Sebelum Sriwijaya Air SJ 182 Hilang Kontak dan Jatuh, Ini Analisa Peneliti Petir dan Atmosfir

10 Januari 2021, 20:16 WIB
Ilustrasi pesawat terbang /PIXABAY/STOCKSNAP

JURNAL SOREANG - Sebelum pesawat Sriwijaya Air SJ 182 hilang kontak karena jatuh di perairan Kepulauan Seribu, Jakarta, pada pukul 14.40 WIB hari Sabtu 9 Januari 2021, terdapat awan cumulonimbus (Cb).

Awan tersebut radius bentangannya sekitar 15 km dan suhu puncak awan mencapai minus 70 derajat Celsius. Akibatnya pesawat mengalami goncangan atau turbulance kuat ketika melewati awan itu.

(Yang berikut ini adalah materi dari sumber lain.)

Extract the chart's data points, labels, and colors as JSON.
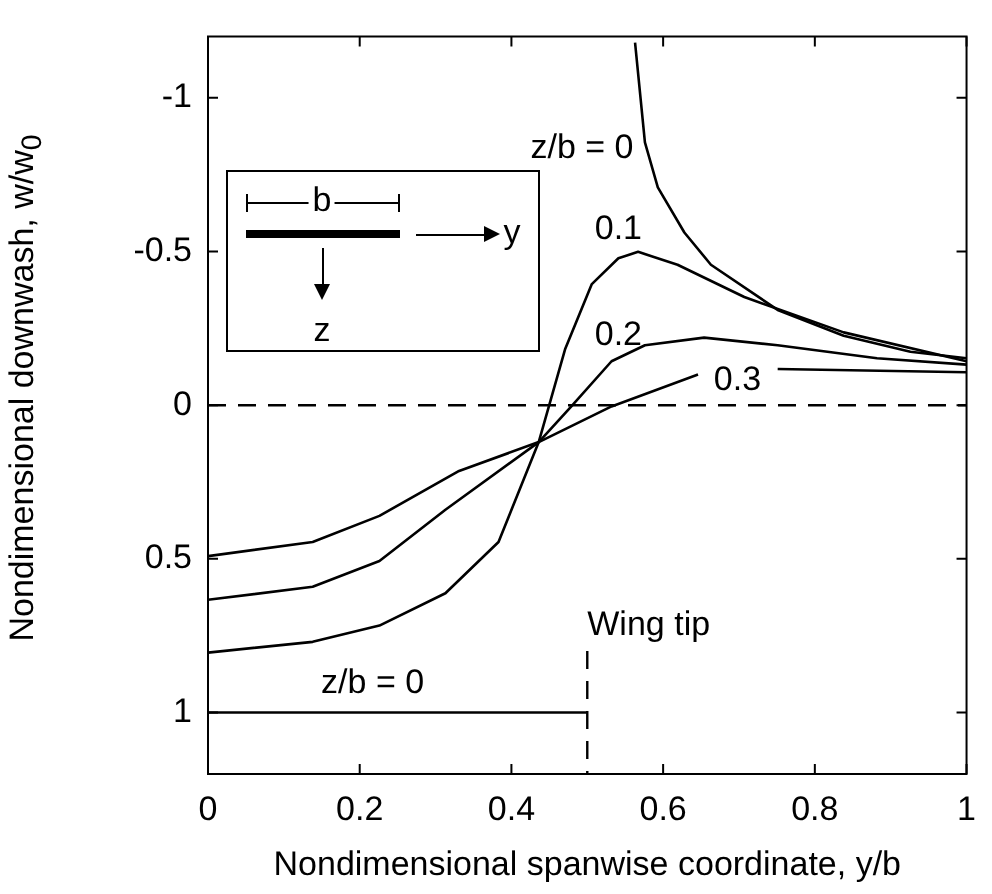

Hal ini dikatakan Peneliti Petir dan Atmosfer BMKG Deni Septiadi. Dituturkannya, data observasi BMKG Cengkareng juga menunjukkan saat itu terjadi curah hujan dengan intensitas sedang hingga lebat disertai petir dengan jarak pandang 2 km.

Baca Juga: Dede Yusuf, Pemerintah Bukan Lagi Mengolahragakan Masyarakat Tapi Memasyarakatkan Olahraga

Meski begitu, situasi tersebut disebut layak untuk take off maupun mendarat.

Selain itu, arah angin di sekitar pesawat hilang dari level permukaan (1.000 hpa) persisten dari barat laut, kemudian pada ketinggian 3.000 m (700 hpa) persisten dari barat daya.

Artinya, menurut Deni, dari sisi angin sebenarnya tidak memiliki indikasi cross wind yang berarti.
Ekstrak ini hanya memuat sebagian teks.